ORLANDO PACCHIANI
Cronaca

Anniversario Spadolini. Gli affetti e le sorprese: "Quando zio Giovanni scartava i regali"

l cenacolo di Pian de’ Giullari, tra politici, nipoti e vecchi amici. Ritratto intimo dell’uomo che segnò un’epoca a 25 anni dalla morte

Spadolini, 25 anni dalla morte. Il grande statista raccontato dai familiari

Firenze, 4 agosto 2019 - Quando si sedeva sulla poltrona, anzi proprio sulla poltrona dello zio Giovanni, era il segnale convenuto. La famiglia si stringeva lì intorno, in prima fila i più piccoli, tutti con il proprio pacco in mano e l’eccitazione dei giorni della festa. Poi, uno a uno, si presentavano da lui che scartava ogni dono accompagnando il gesto con un commento sul giocattolo che aveva scelto. «Era generoso e giocoso, non mancava mai un Natale con noi», ricorda Maria Benedetta Spadolini, nipote di quello zio Giovanni che a pian dei Giullari riusciva a recuperare stralci di una dimensione intima strizzata tra impegni istituzionali e viaggi nei quattro angoli del mondo.

Gli amati fratelli Pierluigi, architetto, e Paolo, radiologo, i sette nipoti Guido, Serena, Maria Benedetta, Maria Donata (anima della Fondazione dove è impegnata da anni con dedizione e passione), Tommaso, Ilaria e Paola. E poi i bisnipoti, anche loro cresciuti nell’alveo di quella grande famiglia «che in occasione delle feste o quando lo zio era a casa – ricorda Maria Benedetta – era solita riunirsi, senza mai sentirne il peso perché erano occasioni irrinunciabili». Pare di vederlo, lo statista reduce da un incontro con Reagan o da un vertice a Palazzo Chigi, accomodarsi a capotavola e nel clima rilassato del proprio bozzolo lasciar cadere come nulla fosse pillole di raffinata cultura o squarci di politica internazionale.

«Per ragazzi di venti anni le riunioni familiari a volte possono essere pesanti, si preferirebbe fare altro, ma per noi non era così, quelle due-tre ore in cui riuscivamo a stare con lo zio Giovanni erano lezioni di vita imperdibili».
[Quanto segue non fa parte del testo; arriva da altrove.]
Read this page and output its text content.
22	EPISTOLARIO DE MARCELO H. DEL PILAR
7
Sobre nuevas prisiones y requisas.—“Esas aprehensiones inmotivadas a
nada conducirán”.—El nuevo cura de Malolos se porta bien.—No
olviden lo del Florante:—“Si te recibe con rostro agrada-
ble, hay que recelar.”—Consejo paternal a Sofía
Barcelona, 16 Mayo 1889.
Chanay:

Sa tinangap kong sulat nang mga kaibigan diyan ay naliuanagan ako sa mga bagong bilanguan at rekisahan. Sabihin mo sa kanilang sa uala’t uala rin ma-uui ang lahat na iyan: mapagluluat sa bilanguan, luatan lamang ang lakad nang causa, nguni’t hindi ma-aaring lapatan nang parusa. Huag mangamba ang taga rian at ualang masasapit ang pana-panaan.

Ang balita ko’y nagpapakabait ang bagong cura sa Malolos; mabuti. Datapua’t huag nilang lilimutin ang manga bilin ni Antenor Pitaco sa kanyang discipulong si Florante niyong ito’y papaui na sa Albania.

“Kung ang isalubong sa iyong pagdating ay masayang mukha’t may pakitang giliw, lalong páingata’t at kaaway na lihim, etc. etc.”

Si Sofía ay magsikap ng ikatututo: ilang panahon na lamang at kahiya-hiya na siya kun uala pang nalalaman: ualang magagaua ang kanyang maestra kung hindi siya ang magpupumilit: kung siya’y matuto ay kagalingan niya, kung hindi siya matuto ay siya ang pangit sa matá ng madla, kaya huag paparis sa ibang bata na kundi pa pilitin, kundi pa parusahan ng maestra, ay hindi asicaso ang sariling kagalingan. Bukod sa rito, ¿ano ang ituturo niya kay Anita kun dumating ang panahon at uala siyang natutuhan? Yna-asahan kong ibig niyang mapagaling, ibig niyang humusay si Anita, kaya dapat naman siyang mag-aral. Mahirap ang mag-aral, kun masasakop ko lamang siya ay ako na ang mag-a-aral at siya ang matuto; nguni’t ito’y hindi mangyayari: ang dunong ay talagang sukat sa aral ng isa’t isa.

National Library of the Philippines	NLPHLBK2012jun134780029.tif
Occasioni da cogliere anche perché non così frequenti, considerati gli impegni prima professionali che lo portarono tra l’altro alla direzione de Il Resto del Carlino e del Corriere della Sera, poi politici a partire dal 1972. Cambiò allora la sua vita, cambiò in qualche modo anche quella delle persone a lui più vicine. In testa la mamma Lionella, cui era legatissimo. Rimasta vedova nel 1944, quando il marito Guido ufficiale della Croce Rossa rimase vittima di un bombardamento, lo aveva affiancato come una first lady. E aveva guidato a lungo quelle grandi riunioni familiari, che anche a Pasqua culminavano intorno alla poltrona dello zio Giovanni.
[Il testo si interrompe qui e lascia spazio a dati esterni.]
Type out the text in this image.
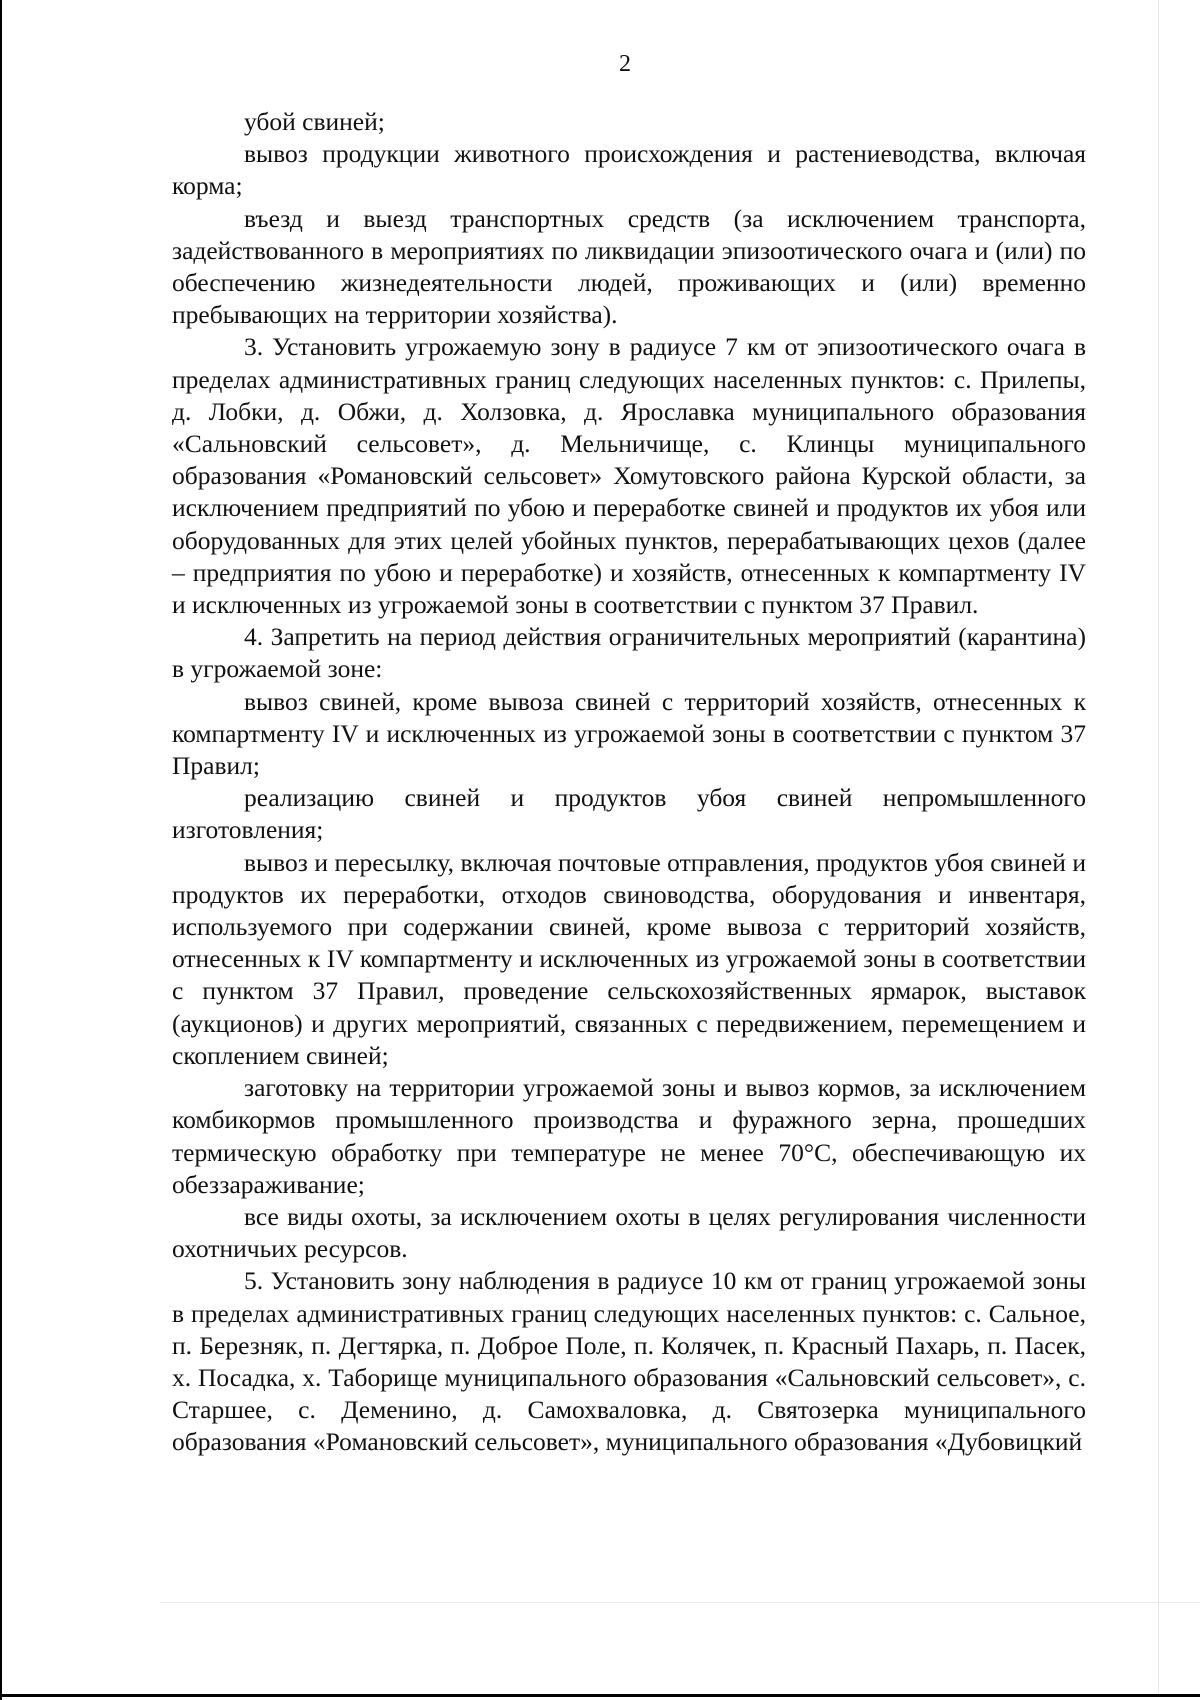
2

убой свиней;

вывоз продукции животного происхождения и растениеводства, включая корма;

въезд и выезд транспортных средств (за исключением транспорта, задействованного в мероприятиях по ликвидации эпизоотического очага и (или) по обеспечению жизнедеятельности людей, проживающих и (или) временно пребывающих на территории хозяйства).

3. Установить угрожаемую зону в радиусе 7 км от эпизоотического очага в пределах административных границ следующих населенных пунктов: с. Прилепы, д. Лобки, д. Обжи, д. Холзовка, д. Ярославка муниципального образования «Сальновский сельсовет», д. Мельничище, с. Клинцы муниципального образования «Романовский сельсовет» Хомутовского района Курской области, за исключением предприятий по убою и переработке свиней и продуктов их убоя или оборудованных для этих целей убойных пунктов, перерабатывающих цехов (далее – предприятия по убою и переработке) и хозяйств, отнесенных к компартменту IV и исключенных из угрожаемой зоны в соответствии с пунктом 37 Правил.

4. Запретить на период действия ограничительных мероприятий (карантина) в угрожаемой зоне:

вывоз свиней, кроме вывоза свиней с территорий хозяйств, отнесенных к компартменту IV и исключенных из угрожаемой зоны в соответствии с пунктом 37 Правил;

реализацию свиней и продуктов убоя свиней непромышленного изготовления;

вывоз и пересылку, включая почтовые отправления, продуктов убоя свиней и продуктов их переработки, отходов свиноводства, оборудования и инвентаря, используемого при содержании свиней, кроме вывоза с территорий хозяйств, отнесенных к IV компартменту и исключенных из угрожаемой зоны в соответствии с пунктом 37 Правил, проведение сельскохозяйственных ярмарок, выставок (аукционов) и других мероприятий, связанных с передвижением, перемещением и скоплением свиней;

заготовку на территории угрожаемой зоны и вывоз кормов, за исключением комбикормов промышленного производства и фуражного зерна, прошедших термическую обработку при температуре не менее 70°С, обеспечивающую их обеззараживание;

все виды охоты, за исключением охоты в целях регулирования численности охотничьих ресурсов.

5. Установить зону наблюдения в радиусе 10 км от границ угрожаемой зоны в пределах административных границ следующих населенных пунктов: с. Сальное, п. Березняк, п. Дегтярка, п. Доброе Поле, п. Колячек, п. Красный Пахарь, п. Пасек, х. Посадка, х. Таборище муниципального образования «Сальновский сельсовет», с. Старшее, с. Деменино, д. Самохваловка, д. Святозерка муниципального образования «Романовский сельсовет», муниципального образования «Дубовицкий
«Si metteva al suo posto e compiva il solito rituale che lasciava a bocca aperta tutti i piccoli, arrivati con il proprio uovo: con un coltellino da frutta incideva il cioccolato e poi faceva spuntare la sorpresa consegnandocela», dice Maria Benedetta, ma è come se parlasse ognuno dei piccoli protagonisti di quelle giornate magiche.

Momenti di condivisione che a volte trovavano interlocutori d’eccezione. «Un giorno lo zio ci convocò tutti al Tondo dei cipressi, lì trovammo Sandro Pertini che ci accolse in maniera meravigliosa, passammo momenti gioiosi in compagnia di due uomini così importanti e pure tanto pronti a farci divertire».

E il rapporto con la sua città, con la «Firenzina» pure tanto amata? «Pian dei Giullari era il suo rifugio – risponde Maria Benedetta –, dove si incontrava con gli amici di una vita, con quelli storici della Cesare Alfieri. Qui tornava per ritrovare la sua dimensione, fatta anche del profondo legame con la famiglia». Stretta stretta intorno alla poltrona dello zio Giovanni.